Inilah saatnya bagi banyak orang yang menginginkan perdamaian untuk mengusir ekstremis dari tengah-tengah mereka. Inilah saatnya bagi seluruh bangsa beradab, dan rakyatnya, untuk menanggapi ketidaksepakatan dengan perdebatan yang beralasan -- bukan kekerasan. 

Dan inilah saatnya bagi kaum muda dan moderat untuk bersuara di seluruh Timur Tengah untuk mewujudkan sendiri masa depan cerah dan indah. 

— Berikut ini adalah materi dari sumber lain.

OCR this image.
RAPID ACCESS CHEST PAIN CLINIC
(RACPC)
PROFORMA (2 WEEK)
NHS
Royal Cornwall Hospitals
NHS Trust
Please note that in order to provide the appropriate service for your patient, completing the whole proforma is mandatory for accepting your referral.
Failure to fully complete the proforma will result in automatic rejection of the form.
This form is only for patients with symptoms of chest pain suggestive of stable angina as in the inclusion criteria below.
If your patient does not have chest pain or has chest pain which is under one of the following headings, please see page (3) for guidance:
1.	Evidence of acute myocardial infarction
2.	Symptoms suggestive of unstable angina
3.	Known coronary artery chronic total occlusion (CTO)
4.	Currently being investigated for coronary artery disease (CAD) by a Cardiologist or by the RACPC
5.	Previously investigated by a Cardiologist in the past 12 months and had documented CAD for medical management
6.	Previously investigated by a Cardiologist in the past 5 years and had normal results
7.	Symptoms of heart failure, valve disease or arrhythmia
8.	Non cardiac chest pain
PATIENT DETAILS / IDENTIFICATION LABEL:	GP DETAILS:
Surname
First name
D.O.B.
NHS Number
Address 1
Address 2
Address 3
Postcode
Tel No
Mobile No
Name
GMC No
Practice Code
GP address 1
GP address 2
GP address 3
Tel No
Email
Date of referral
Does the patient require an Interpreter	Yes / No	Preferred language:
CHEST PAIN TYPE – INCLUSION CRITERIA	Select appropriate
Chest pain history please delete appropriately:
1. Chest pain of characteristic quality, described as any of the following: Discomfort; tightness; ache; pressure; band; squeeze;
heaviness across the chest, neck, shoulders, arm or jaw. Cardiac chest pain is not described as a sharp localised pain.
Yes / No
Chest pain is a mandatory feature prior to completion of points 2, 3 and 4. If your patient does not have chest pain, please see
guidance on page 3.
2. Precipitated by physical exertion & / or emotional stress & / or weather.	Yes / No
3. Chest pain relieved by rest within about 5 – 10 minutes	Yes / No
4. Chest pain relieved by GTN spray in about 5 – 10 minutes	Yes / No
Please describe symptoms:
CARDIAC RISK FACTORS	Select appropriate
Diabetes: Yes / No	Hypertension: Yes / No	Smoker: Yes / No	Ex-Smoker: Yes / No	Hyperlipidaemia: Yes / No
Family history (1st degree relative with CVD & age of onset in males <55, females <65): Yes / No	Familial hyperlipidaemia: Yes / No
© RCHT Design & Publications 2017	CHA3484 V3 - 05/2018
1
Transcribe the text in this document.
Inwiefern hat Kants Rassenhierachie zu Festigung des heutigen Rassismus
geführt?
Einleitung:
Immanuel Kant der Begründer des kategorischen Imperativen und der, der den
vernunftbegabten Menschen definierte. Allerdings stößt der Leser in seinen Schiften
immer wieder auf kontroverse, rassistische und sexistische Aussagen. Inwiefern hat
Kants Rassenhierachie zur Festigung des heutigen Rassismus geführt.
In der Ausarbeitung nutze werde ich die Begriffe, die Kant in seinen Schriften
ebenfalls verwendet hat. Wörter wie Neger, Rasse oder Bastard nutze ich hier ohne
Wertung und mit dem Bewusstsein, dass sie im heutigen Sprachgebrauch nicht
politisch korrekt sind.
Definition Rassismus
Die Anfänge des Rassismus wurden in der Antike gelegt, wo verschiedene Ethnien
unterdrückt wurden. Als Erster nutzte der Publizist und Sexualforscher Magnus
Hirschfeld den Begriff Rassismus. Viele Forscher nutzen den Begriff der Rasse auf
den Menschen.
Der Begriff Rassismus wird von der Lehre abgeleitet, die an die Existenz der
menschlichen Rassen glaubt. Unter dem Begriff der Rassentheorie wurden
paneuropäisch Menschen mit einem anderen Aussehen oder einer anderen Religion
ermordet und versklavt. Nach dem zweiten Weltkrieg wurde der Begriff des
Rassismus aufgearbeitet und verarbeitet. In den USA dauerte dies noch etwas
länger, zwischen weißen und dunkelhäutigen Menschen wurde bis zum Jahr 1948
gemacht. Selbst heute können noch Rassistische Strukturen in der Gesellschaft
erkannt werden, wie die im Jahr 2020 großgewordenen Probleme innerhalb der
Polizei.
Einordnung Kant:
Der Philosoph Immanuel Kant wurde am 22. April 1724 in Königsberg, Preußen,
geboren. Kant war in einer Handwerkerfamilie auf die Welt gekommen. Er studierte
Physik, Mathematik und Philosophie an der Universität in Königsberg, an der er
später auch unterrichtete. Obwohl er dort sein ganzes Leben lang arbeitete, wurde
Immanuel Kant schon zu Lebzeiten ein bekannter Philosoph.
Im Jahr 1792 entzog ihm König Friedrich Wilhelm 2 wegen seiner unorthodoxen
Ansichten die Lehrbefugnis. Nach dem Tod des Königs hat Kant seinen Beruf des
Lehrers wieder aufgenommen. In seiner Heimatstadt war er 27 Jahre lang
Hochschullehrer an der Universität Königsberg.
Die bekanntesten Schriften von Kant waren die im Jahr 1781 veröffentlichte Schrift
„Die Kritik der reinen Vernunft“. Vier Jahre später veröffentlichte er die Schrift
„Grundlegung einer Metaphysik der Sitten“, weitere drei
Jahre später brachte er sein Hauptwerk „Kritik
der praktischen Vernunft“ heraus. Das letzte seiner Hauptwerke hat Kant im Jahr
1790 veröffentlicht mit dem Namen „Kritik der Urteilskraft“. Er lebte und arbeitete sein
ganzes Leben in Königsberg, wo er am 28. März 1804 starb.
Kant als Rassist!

Jadi hari ini, mari kita mendedikasikan kembali diri kita menuju jalur saling memahami dan menghormati. Mari memikirkan ulang anggapan-anggapan lama dan membuka hati dan pikiran kita untuk hal yang mungkin dan setiap kemungkinan. Dan akhirnya, saya meminta para pemimpin kawasan -- politik dan keagamaan; rakyat Israel dan Palestina; umat Yahudi dan Kristen dan Muslim -- untuk bergabung bersama kami dalam pencarian mulia untuk perdamaian abadi.

Terima kasih. Tuhan memberkati Anda. Tuhan memberkati Israel. Tuhan memberkati Palestina. Dan Tuhan memberkati Amerika Serikat. Terima kasih banyak. Terima kasih.